A “public assembly” refers to an assembly held or to be held in a public place or to which members of the public in general are invited, induced or permitted to attend.

An assembly is defined as a gathering or meeting of persons the purpose (or one of the purposes) of which is to:

  • Demonstrate support for or opposition to the views or actions of any person, group of persons or any government;
  • Publicise a cause or campaign; or
  • Mark or commemorate any event,

and includes a demonstration by a person alone for any of the three mentioned purposes.

What are Public Processions?

A “public procession” refers to a procession in, to or from a public place.

A procession is defined as a march, parade or other procession (whether or not involving the use of vehicles or other conveyances):

  • Comprising 2 or more persons gathered at a place of assembly to move from that place substantially as a body of persons in succession proceeding by a common route or routes; and
  • The purpose (or one of the purposes) of which is to:
    • Demonstrate support for or opposition to the views or actions of any person, group of persons or any government;
    • Publicise a cause or campaign; or
    • Mark or commemorate any event,

and includes any assembly held in conjunction with such procession, and a march by a person alone for any such mentioned purpose.

What are Public Places?

A “public place” means:

  • Any place to which members of the public have access as of right or by virtue of express or implied permission, whether or not on payment of a fee, whether or not access to the place may be restricted at particular times or for particular purposes, and whether or not it is an “approved place” within the meaning of the Public Entertainments and Meetings Act; or
  • A part of a place that the occupier of the place allows members of the public to enter, but only while the place is ordinarily open to members of the public.
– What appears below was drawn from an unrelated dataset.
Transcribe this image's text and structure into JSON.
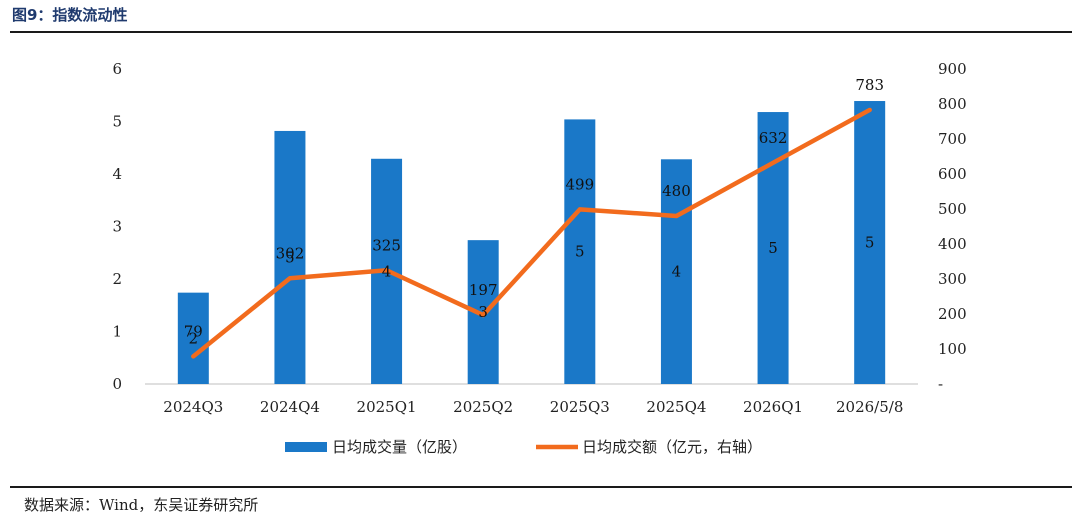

Common Activities That are Public Assemblies and Processions

The following is a list of commonly held activities that require a permit:

  • Religious assembly;
  • Festival procession (e.g., lantern festival foot procession);
  • Religious procession (e.g., chariot procession, foot procession, foot and vehicular procession or vehicular procession);
  • Public talks; and
  • Drinking in a public place:
    • During any prescribed no‑public drinking period applicable to that place
    • At an event, unless a consumption permit is granted to the organiser
    • Within liquor control zones (parts of Little India and Geylang are defined to be liquor control zones as of April 2015).

Exempted Assemblies and Processions

A Police Permit is not required for certain activities if the exemption requirements for those activities found in the First Schedule and the Second Schedule of the Public Order (Exempt Assemblies and Processions) 2009 are met.

Such requirements may state that permits from other authorities must be granted.

Some of the exempted activities are:

  • Weddings;
  • Funerals;
  • Sporting competitions;
  • Seventh Month Festival auctions;
  • Charity events; and
  • Press conferences.

How to Apply For a Police Permit

You can apply for a police permit for assembly or procession here via the GoBusiness Licensing platform. Supporting documents such as relating to the floorplan, programme and road map with route must be submitted.

If the proposed event requires a partial or full closure of any road, a separate road closure permit application has to be made here. Supporting documents, including a map showing the roads affected, traffic advisory signs and traffic management deployment, must be submitted.

The estimated processing time for the assembly or procession permit is 14 days, and at least 21 days for the road closure permit application.